As she began tackling these issues, though, she learned the data isn't fairly tracked. For example, she said, economists don't track unpaid labor at home that women statistically do more of. On average, she said, women do 90 minutes more of chores or parenting than their partner, a phenomenon she called a second shift after work.

"Economists, which in the beginning a male-dominated field, measured productivity as 'productive work,' work you did in the workplace," she said. "We have look at this unpaid labor and figure out how to recognize it and reduce it, and we have to redistribute it."

"I used to think the data was objective," she said. "But in fact, data is actually really sexist."

She learned that when surveyors ask what income there is in a house, the men speak up first. Then the surveyors don't usually follow up with the same question for the women.
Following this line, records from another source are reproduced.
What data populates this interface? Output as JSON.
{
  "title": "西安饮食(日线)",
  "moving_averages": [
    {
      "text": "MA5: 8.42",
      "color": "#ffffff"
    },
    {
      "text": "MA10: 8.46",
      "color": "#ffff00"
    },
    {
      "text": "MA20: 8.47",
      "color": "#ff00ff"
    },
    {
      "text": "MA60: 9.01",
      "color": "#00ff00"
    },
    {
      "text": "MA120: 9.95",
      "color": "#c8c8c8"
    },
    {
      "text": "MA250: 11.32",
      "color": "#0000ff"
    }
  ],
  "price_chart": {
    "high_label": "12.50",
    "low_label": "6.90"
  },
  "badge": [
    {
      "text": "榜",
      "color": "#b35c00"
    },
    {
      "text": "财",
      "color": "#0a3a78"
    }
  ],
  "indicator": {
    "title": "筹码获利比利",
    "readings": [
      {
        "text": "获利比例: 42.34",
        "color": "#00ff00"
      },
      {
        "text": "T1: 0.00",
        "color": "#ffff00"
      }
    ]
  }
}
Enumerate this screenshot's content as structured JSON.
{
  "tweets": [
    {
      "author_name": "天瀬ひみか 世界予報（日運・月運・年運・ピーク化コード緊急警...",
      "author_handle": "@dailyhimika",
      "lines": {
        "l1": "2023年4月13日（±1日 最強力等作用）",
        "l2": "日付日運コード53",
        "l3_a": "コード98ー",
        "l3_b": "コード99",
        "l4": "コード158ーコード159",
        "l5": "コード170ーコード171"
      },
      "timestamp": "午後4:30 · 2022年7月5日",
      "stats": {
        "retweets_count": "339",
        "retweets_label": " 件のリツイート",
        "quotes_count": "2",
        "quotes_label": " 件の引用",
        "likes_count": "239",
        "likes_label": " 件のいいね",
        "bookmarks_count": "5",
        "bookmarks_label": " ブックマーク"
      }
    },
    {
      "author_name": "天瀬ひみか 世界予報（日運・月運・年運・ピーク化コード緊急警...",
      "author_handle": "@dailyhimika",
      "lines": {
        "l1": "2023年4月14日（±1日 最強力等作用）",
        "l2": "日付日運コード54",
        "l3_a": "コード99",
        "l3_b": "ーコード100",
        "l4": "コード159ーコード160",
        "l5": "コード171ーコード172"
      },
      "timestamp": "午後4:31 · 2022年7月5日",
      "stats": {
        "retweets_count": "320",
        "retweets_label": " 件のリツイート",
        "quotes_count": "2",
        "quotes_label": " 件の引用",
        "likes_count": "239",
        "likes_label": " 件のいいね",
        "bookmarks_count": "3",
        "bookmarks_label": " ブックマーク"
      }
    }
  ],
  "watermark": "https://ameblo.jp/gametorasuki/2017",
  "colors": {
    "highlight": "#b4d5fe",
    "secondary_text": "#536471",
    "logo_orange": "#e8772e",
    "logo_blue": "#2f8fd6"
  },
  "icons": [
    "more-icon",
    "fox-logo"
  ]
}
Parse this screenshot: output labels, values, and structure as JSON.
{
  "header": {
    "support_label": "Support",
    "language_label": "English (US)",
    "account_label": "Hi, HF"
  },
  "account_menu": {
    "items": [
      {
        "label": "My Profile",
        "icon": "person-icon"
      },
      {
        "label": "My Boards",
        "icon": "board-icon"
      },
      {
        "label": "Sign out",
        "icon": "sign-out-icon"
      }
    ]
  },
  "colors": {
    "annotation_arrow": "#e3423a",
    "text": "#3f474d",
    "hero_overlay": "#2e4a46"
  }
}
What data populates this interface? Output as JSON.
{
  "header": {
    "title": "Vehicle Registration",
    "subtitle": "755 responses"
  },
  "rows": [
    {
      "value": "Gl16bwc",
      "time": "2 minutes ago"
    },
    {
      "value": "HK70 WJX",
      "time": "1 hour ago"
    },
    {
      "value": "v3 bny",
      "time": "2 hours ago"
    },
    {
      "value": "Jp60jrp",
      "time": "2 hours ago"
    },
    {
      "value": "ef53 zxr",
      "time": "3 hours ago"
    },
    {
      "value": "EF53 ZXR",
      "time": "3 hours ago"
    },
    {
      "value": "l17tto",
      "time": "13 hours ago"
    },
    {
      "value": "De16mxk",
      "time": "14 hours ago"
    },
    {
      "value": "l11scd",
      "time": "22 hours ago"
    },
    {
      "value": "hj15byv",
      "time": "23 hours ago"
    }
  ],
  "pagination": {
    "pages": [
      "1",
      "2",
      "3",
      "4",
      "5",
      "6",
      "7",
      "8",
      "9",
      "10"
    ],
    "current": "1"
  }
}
As a result, their incomes and their lives outside the home aren't counted. "We don't collect data on women, and we don't collect data on their lives," she said. "We have to invest in good data."

Watch this: For these women, working at Amazon while pregnant ends in firings and lawsuits

Some data points that frustrate her are that less than 2% of VC funding goes to woman-founded businesses, and even less for women of color. 

And although the 2018 midterm election in the US saw a historic number of women run and win, in part as a response to the #MeToo movement, Gates noted that still only about a quarter of Congress is women. 

"At its current rate, it'll be 60 years until we have parity in Congress," she said. "My oldest daughter will be 83."

That's part of what inspired her to write the book and do the speaking tour, she said. 

"I really feel like we have this window of opportunity, y'know, between the #MeToo movement and so many women coming out and running for elected office in 2018," she said. "But these windows open and if we don't take full advantage of them, they pass us by. I want to make sure we use this window to create equality around the world." 

First published May 6 at 10:20 p.m. PT.
Update, May 7 at 5 a.m. PT: Adds details.